ANTHRACODE

concepts

A file is the smallest unit of memory.

Anthracode's memory is a directory of markdown files. The agent reads them at session start, decides which are relevant, and writes new ones as it learns. You can hand-edit any of them.

Why files, not vectors

Vector stores are good at fuzzy recall but bad at one thing humans need: knowing what the agent thinks it knows. A markdown directory is legible, diffable, and version-controllable.
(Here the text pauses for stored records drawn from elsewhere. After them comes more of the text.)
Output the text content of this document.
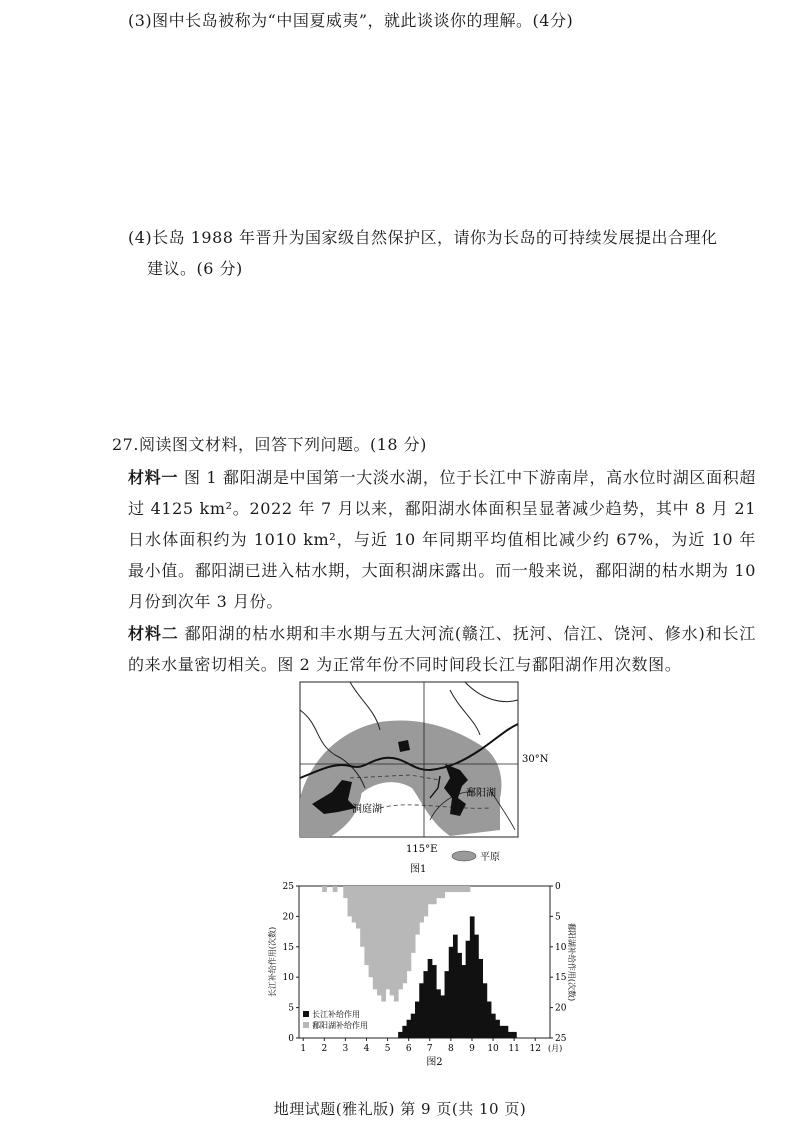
(3)图中长岛被称为“中国夏威夷”，就此谈谈你的理解。(4分)
(4)长岛 1988 年晋升为国家级自然保护区，请你为长岛的可持续发展提出合理化
建议。(6 分)
27.阅读图文材料，回答下列问题。(18 分)
材料一 图 1 鄱阳湖是中国第一大淡水湖，位于长江中下游南岸，高水位时湖区面积超过 4125 km²。2022 年 7 月以来，鄱阳湖水体面积呈显著减少趋势，其中 8 月 21 日水体面积约为 1010 km²，与近 10 年同期平均值相比减少约 67%，为近 10 年最小值。鄱阳湖已进入枯水期，大面积湖床露出。而一般来说，鄱阳湖的枯水期为 10 月份到次年 3 月份。
材料二 鄱阳湖的枯水期和丰水期与五大河流(赣江、抚河、信江、饶河、修水)和长江的来水量密切相关。图 2 为正常年份不同时间段长江与鄱阳湖作用次数图。
30°N
洞庭湖
鄱阳湖
115°E
平原
图1
0
5
10
15
20
25	0
5
10
15
20
25
1 2 3 4 5 6 7 8 9 10 11 12 (月)
长江补给作用(次数)	鄱阳湖补给作用(次数)
长江补给作用
鄱阳湖补给作用
图2
地理试题(雅礼版) 第 9 页(共 10 页)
If a memory is wrong, you delete the file.

Memory should remain useful when read by a human.

Layout

~/filesystem
.anthracode/memory/ user/ preferences and identity (one file per topic) project/ per-project facts and conventions shared/ team-shared, safe to commit scratch/ volatile working memory, auto-trimmed

What an entry looks like

~/.anthracode/memory/user/style.md
--- type: user tags: [style, preferences] created: 2026-04-12 --- Prefers terse responses. Skips trailing summaries. Pushes back when implementation drifts beyond the requested change.

Lifecycle

  1. Session start. The agent scans memory dirs and selects entries it judges relevant to the current task.
  2. During the session. New entries are written when something is learned that should outlive this run.
  3. On exit. Volatile scratch/ entries are trimmed; everything else stays.

Editing memory by hand

Memory is just markdown. $EDITOR .anthracode/memory/user/style.md works. The agent re-reads on the next turn — there's no cache to bust.

What NOT to put in memory

  • Code, structure, conventions — derivable by reading the project.
  • Git history — git log is authoritative.
  • Secrets — memory is plain files; use OS keychains or env vars.
  • One-off task state — that's what tasks are for.